Ainsi, en 2004, puis en 2005, des accords de coopération entre les forces armées des États membres sont entérinés et la volonté de promouvoir un « ordre mondial plus juste » est affirmé, tandis que plusieurs États sont associés à l’organisation avec le statut d’observateurs, alors que les États-Unis et le Japon (un de leurs proches alliés en Asie), qui avaient demandé leur adhésion au traité, voient leur candidature rejetée par la conférence de Pékin, siège de l’OCS. Parmi les États qui se rapprochent de l’OCS, l’Iran, qui, sous sanctions internationales occidentales impulsées par Washington, brise de la sorte un peu plus sont isolement en se rapprochant de la Chine (dont les besoins pétroliers croissants trouvent dans cette alliance une réponse intéressée) et de la Russie poutinienne, bien décidée à mettre le holà à l’expansion atlantiste en Europe centrale ; et l’Inde, ardemment courtisée par Washington, mais dont le gouvernement formé par le premier ministre Manmohan Singh, issu du parti du Congrès et leader de l’Alliance progressiste unifiée (arrivée au pouvoir à l’issue des élections législatives de 2004), rejette la politique qualifiée « d’impérialiste » en Asie centrale et condamne l’intervention en Afghanistan.

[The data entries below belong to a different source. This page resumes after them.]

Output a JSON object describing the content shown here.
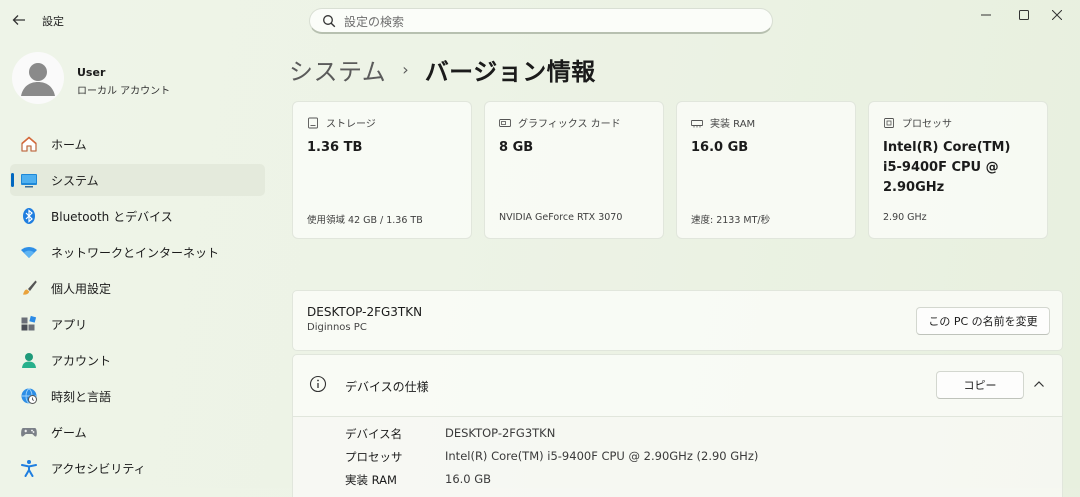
{
  "window": {
    "title": "設定",
    "back_icon": "arrow-left-icon",
    "controls": [
      "minimize-icon",
      "maximize-icon",
      "close-icon"
    ]
  },
  "search": {
    "placeholder": "設定の検索",
    "icon": "search-icon"
  },
  "profile": {
    "name": "User",
    "account_type": "ローカル アカウント"
  },
  "sidebar": {
    "active_index": 1,
    "items": [
      {
        "label": "ホーム",
        "icon": "home-icon"
      },
      {
        "label": "システム",
        "icon": "system-monitor-icon"
      },
      {
        "label": "Bluetooth とデバイス",
        "icon": "bluetooth-icon"
      },
      {
        "label": "ネットワークとインターネット",
        "icon": "wifi-icon"
      },
      {
        "label": "個人用設定",
        "icon": "paintbrush-icon"
      },
      {
        "label": "アプリ",
        "icon": "apps-icon"
      },
      {
        "label": "アカウント",
        "icon": "person-icon"
      },
      {
        "label": "時刻と言語",
        "icon": "globe-clock-icon"
      },
      {
        "label": "ゲーム",
        "icon": "gamepad-icon"
      },
      {
        "label": "アクセシビリティ",
        "icon": "accessibility-icon"
      }
    ]
  },
  "breadcrumb": {
    "parent": "システム",
    "separator": "›",
    "current": "バージョン情報"
  },
  "cards": [
    {
      "label": "ストレージ",
      "icon": "storage-icon",
      "value": "1.36 TB",
      "detail": "使用領域 42 GB / 1.36 TB"
    },
    {
      "label": "グラフィックス カード",
      "icon": "graphics-card-icon",
      "value": "8 GB",
      "detail": "NVIDIA GeForce RTX 3070"
    },
    {
      "label": "実装 RAM",
      "icon": "ram-icon",
      "value": "16.0 GB",
      "detail": "速度: 2133 MT/秒"
    },
    {
      "label": "プロセッサ",
      "icon": "processor-icon",
      "value": "Intel(R) Core(TM) i5-9400F CPU @ 2.90GHz",
      "detail": "2.90 GHz"
    }
  ],
  "device": {
    "name": "DESKTOP-2FG3TKN",
    "model": "Diginnos PC",
    "rename_button": "この PC の名前を変更"
  },
  "specs": {
    "title": "デバイスの仕様",
    "icon": "info-icon",
    "copy_button": "コピー",
    "collapse_icon": "chevron-up-icon",
    "rows": [
      {
        "key": "デバイス名",
        "value": "DESKTOP-2FG3TKN"
      },
      {
        "key": "プロセッサ",
        "value": "Intel(R) Core(TM) i5-9400F CPU @ 2.90GHz (2.90 GHz)"
      },
      {
        "key": "実装 RAM",
        "value": "16.0 GB"
      }
    ]
  }
}
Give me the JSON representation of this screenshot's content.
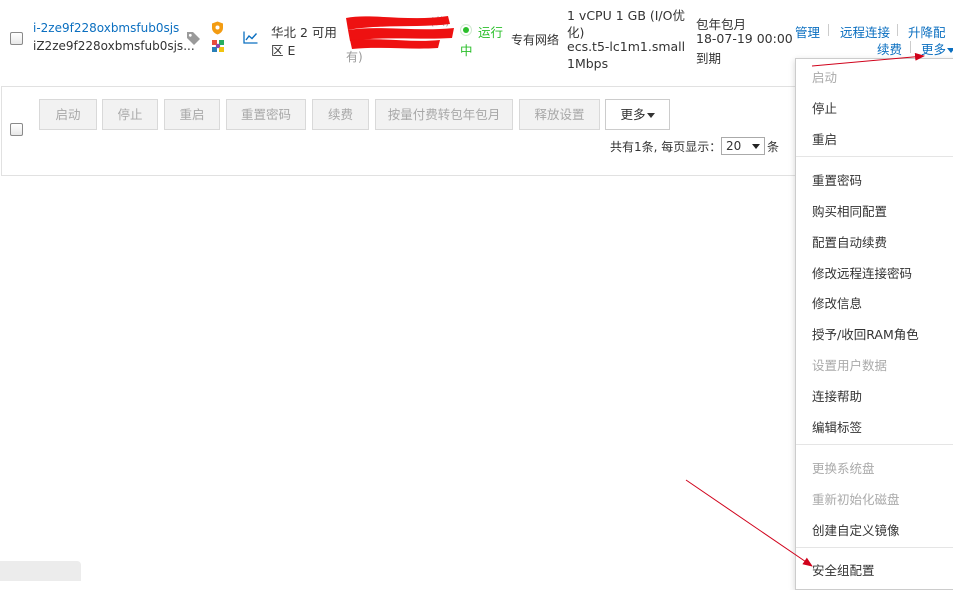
{
  "instance": {
    "id": "i-2ze9f228oxbmsfub0sjs",
    "name": "iZ2ze9f228oxbmsfub0sjs...",
    "zone_line1": "华北 2 可用",
    "zone_line2": "区 E",
    "redacted_line1": "(公)",
    "redacted_line2": "有)",
    "status_line1": "运行",
    "status_line2": "中",
    "network": "专有网络",
    "spec_line1": "1 vCPU 1 GB (I/O优",
    "spec_line2": "化)",
    "spec_line3": "ecs.t5-lc1m1.small",
    "spec_line4": "1Mbps",
    "billing_line1": "包年包月",
    "billing_line2": "18-07-19 00:00",
    "billing_line3": "到期",
    "actions": {
      "manage": "管理",
      "remote": "远程连接",
      "upgrade": "升降配",
      "renew": "续费",
      "more": "更多"
    }
  },
  "toolbar": {
    "start": "启动",
    "stop": "停止",
    "restart": "重启",
    "reset_password": "重置密码",
    "renew": "续费",
    "convert": "按量付费转包年包月",
    "release": "释放设置",
    "more": "更多"
  },
  "pagination": {
    "summary": "共有1条, 每页显示：",
    "page_size": "20",
    "unit": "条"
  },
  "menu": {
    "items": [
      {
        "label": "启动",
        "disabled": true
      },
      {
        "label": "停止",
        "disabled": false
      },
      {
        "label": "重启",
        "disabled": false
      },
      {
        "label": "重置密码",
        "disabled": false
      },
      {
        "label": "购买相同配置",
        "disabled": false
      },
      {
        "label": "配置自动续费",
        "disabled": false
      },
      {
        "label": "修改远程连接密码",
        "disabled": false
      },
      {
        "label": "修改信息",
        "disabled": false
      },
      {
        "label": "授予/收回RAM角色",
        "disabled": false
      },
      {
        "label": "设置用户数据",
        "disabled": true
      },
      {
        "label": "连接帮助",
        "disabled": false
      },
      {
        "label": "编辑标签",
        "disabled": false
      },
      {
        "label": "更换系统盘",
        "disabled": true
      },
      {
        "label": "重新初始化磁盘",
        "disabled": true
      },
      {
        "label": "创建自定义镜像",
        "disabled": false
      },
      {
        "label": "安全组配置",
        "disabled": false
      }
    ]
  },
  "colors": {
    "link": "#0b6fc0",
    "status_green": "#2bbf2b",
    "annotation_red": "#d0021b"
  }
}
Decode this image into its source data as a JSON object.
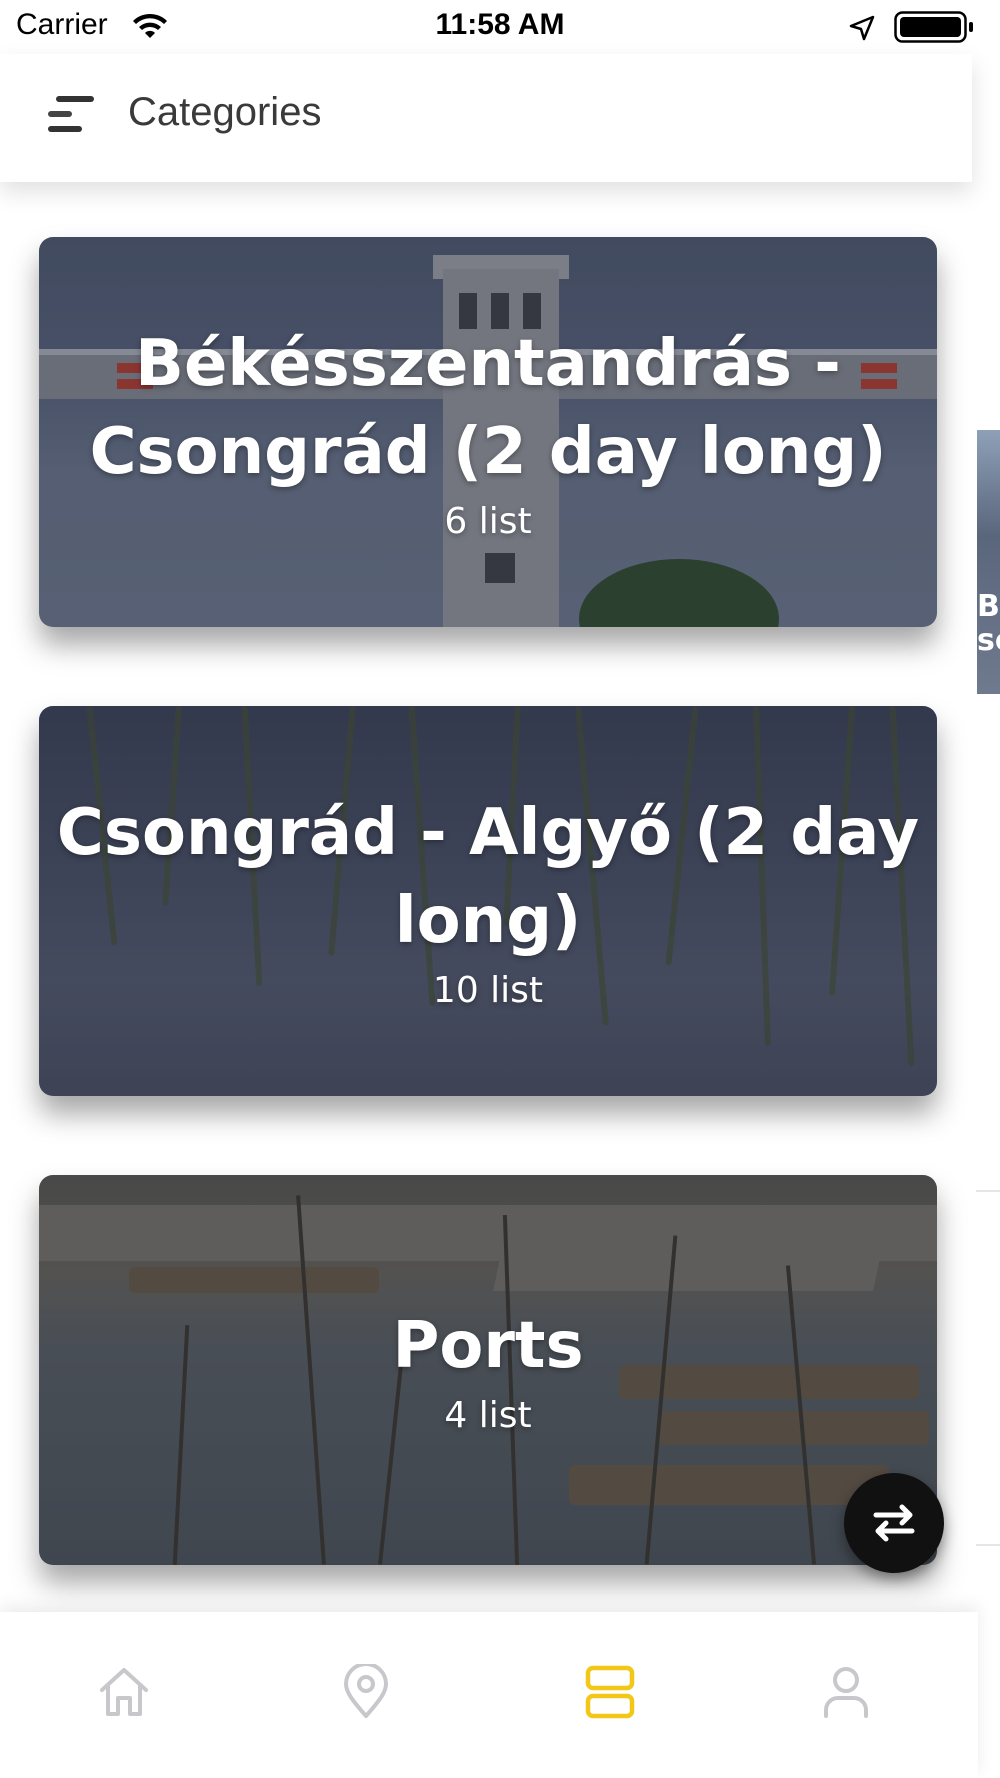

Les objectifs de l’OCS se précisent encore en 2005, lors de la conférence d’Astana (Kazakhstan), avec la révision du traité, qui réoriente l’organisation en tant qu’alternative à l’OTAN, dans le but de contrer l’influence mondiale des États-Unis et de mettre un terme aux « révolutions de couleurs » promues par Washington et qui visent à renverser les gouvernements pro-russes en Europe centrale, comme en Géorgie ou en Ukraine. Les déclarations du gouvernement russe sont alors sans ambiguïté : l’OCS devient sa priorité, bien plus déterminante que sa participation au G8 ou que ses relations bilatérales avec plusieurs États membres de l’Union européenne ; et d’aucun n’hésitent pas à évoquer une forme de « renaissance du Pacte de Varsovie »… La conférence exige en outre le démantèlement des bases militaires états-uniennes implantées en Asie centrale depuis le début de l’intervention en Afghanistan, en 2001, en Ouzbékistan et au Kirghizistan notamment (deux États qui, par ailleurs, se sont depuis lors sensiblement rapprochés de la Chine pour écouler leurs productions gazière et pétrolière, dont l’échec de la guerre en Afghanistan a privé les multinationales états-uniennes, incapables de construire les oléoducs et gazoducs qui devaient relier ces États, à travers le territoire afghan, aux ports de commerce pakistanais de Gwadar et Karachi).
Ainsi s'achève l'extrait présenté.